Theologies of an "emerging" God now abound and are directly expressed
in liturgical theories that see the Mass as the celebration of
the community at its present point of self-awareness. We are confronted
with a radical immanence wherein the autonomous self is a black
hole that swallows up God and his creation. The Mass is the first
casualty because it effects the intersection of eternal truth with
the fleeting temporal order. The Mass is the closest we can get
existentially to eternity and to the essential truths of eternity,
our ultimate goal. Immanentist theologians and liturgists must
deconstruct the Mass as part of their core agenda of elevating
the flux of pure temporality to the status of the absolute. Any
liturgy that points to or reveals a transcendent infinite must
Thus understood, we can see why efforts to preserve the traditional
Latin Mass meet with such massive hostility. There is so much more
at stake here than a mere preference for liturgical forms. To defend
the traditional Mass is to defend the whole of Catholic dogma,
theology and morality, because all of these depend on (1) the idea
of eternal, unchanging truth and (2) a distinction between the
finite and the infinite, the Mass representing the conjunction
of the two.
But let us conclude on a note of hope and courage. As successful
as deconstruction has been in taking over the academy and spreading
its ideas throughout modern culture, it cannot ultimately triumph
because it contradicts the deepest impulse in the human soul. Although
we are fully immersed in the temporal order, the aspiration of
the soul is for eternity. St. Augustine beautifully discusses this
in his Confessions (Bk. 4-15): Let these transient things
be the ground on which my soul praises you, God creator of all.
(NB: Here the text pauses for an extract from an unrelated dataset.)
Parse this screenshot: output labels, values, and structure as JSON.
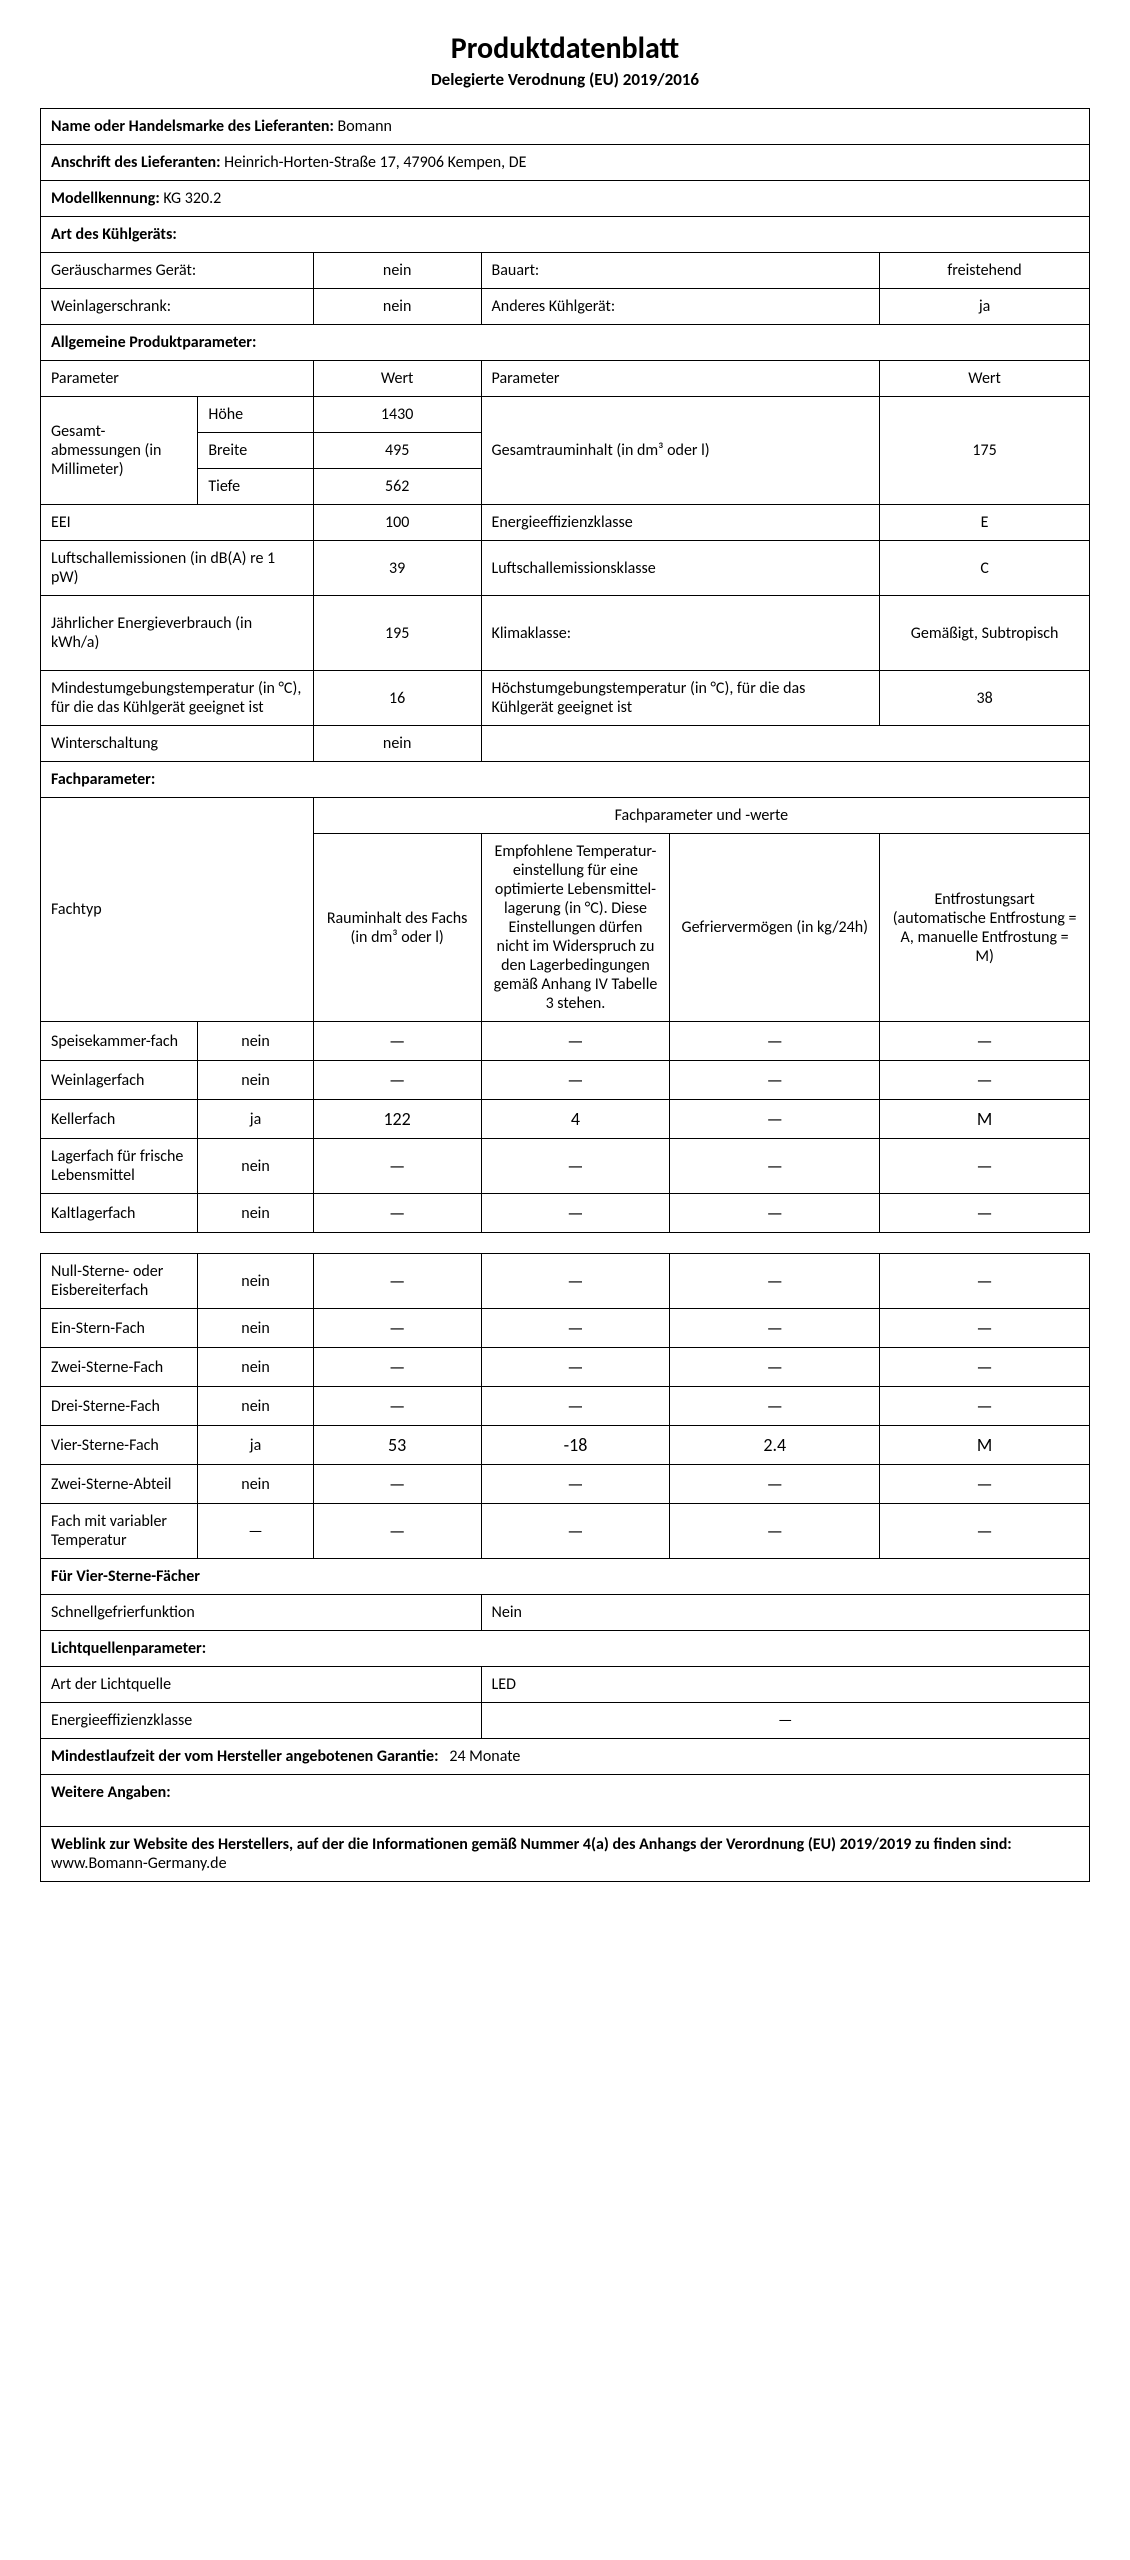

But let it not become stuck in them and glued to them with love
through the physical senses. For these things pass along the path
which leads to nonexistence. They rend the soul with pestilential
desires; for the soul loves to be in them and to take its repose
among the objects of its love. But in these things there is no
point of rest; they lack permanence. They flee away and cannot
be followed with the bodily senses. No one can fully grasp them
even while they are present.
Our manifold actions to preserve in being the good, the true,
and the beautiful all fail because they are lost in the flux of
time. In question 10 of Part 1 of the Summa, St. Thomas notes that
eternity has no duration, no fleetingness, but that it contains
all time, and he quotes the marvelous definition of eternity found
in Boethius: "The simultaneously whole and perfect possession of
boundless life." No amount of deconstruction can erase this ordination
of the human heart toward its ultimate place of rest.